The door burst open and savagely the man came at him, low and so fast.

Speshnev caught the plunging head with an upthrust of his stout knee and knew from the solidity of the impact that the blow was a rare masterpiece, perfectly timed, perfectly placed; he sidestepped adroitly — he was still fast himself — and clipped Chardy hard on the back of the skull with the pistol barrel, opening a terrible gash. Blood spurted everywhere. The man was driven to his knees, where for just an instant he fought the concussion until he yielded, collapsing forward with a smack, face down.

I have you at last.

Excitement raced through Speshnev’s widened veins. He leaned over and held the pistol six inches from the back of the head, and Chardy flopped about, twitching, then turned with great sluggishness half over and Speshnev could see for the first time that it was not Chardy at all, but some stranger.

Where was Chardy?

He stood.

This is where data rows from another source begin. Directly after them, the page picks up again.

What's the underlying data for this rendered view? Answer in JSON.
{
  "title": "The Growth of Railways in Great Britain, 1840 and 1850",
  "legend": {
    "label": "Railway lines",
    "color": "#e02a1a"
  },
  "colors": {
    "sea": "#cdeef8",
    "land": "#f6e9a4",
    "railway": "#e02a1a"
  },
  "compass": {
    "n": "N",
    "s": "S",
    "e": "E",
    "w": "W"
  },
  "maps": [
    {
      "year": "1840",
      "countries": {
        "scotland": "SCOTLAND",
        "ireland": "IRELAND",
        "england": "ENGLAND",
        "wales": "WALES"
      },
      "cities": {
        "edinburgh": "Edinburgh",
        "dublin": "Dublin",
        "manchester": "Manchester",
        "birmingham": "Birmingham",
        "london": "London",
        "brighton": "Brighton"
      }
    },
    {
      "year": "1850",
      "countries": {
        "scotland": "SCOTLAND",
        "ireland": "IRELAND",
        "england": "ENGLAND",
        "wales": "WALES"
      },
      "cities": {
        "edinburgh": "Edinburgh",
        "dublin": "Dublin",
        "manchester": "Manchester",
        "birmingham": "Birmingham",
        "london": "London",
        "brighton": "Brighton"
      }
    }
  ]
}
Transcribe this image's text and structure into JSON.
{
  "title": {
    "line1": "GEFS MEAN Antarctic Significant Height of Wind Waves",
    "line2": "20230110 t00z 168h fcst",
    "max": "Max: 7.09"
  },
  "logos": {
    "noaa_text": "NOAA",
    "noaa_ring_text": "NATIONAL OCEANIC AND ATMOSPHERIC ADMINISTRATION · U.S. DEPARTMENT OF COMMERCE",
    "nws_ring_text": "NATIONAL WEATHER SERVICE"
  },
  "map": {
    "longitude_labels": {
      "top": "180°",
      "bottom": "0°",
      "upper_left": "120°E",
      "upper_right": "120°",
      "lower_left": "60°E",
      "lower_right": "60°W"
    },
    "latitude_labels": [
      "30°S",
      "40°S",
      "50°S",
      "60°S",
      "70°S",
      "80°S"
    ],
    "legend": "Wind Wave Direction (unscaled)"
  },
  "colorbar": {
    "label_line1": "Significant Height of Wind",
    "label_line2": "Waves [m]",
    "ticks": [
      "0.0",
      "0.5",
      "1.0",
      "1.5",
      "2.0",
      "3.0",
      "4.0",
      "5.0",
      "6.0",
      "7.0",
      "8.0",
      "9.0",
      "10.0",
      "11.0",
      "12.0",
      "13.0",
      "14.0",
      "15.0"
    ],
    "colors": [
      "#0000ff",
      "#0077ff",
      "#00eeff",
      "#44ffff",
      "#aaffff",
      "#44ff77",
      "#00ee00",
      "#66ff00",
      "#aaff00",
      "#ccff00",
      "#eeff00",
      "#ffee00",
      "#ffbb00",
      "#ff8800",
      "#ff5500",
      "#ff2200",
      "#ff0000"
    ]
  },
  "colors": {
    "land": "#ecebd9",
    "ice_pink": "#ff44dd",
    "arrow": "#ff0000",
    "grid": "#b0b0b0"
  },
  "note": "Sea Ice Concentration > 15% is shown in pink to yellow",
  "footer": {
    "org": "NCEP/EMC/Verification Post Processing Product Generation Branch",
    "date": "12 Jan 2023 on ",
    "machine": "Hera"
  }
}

He felt violated by an immense betrayal.

Where was Chardy?

The answer to his question came as the door at the other end of the corridor opened in a burst and Chardy, among others, spilled into the green corridor, and if someone yelled stop neither he nor Chardy heard or cared to hear it. He raised his pistol, thinking that he still might have a chance, even at this late moment, but as he brought it up he knew he’d never make it, for he saw that Chardy had a machine pistol of some sort and the bullets arrived to cut through his chest and push him down.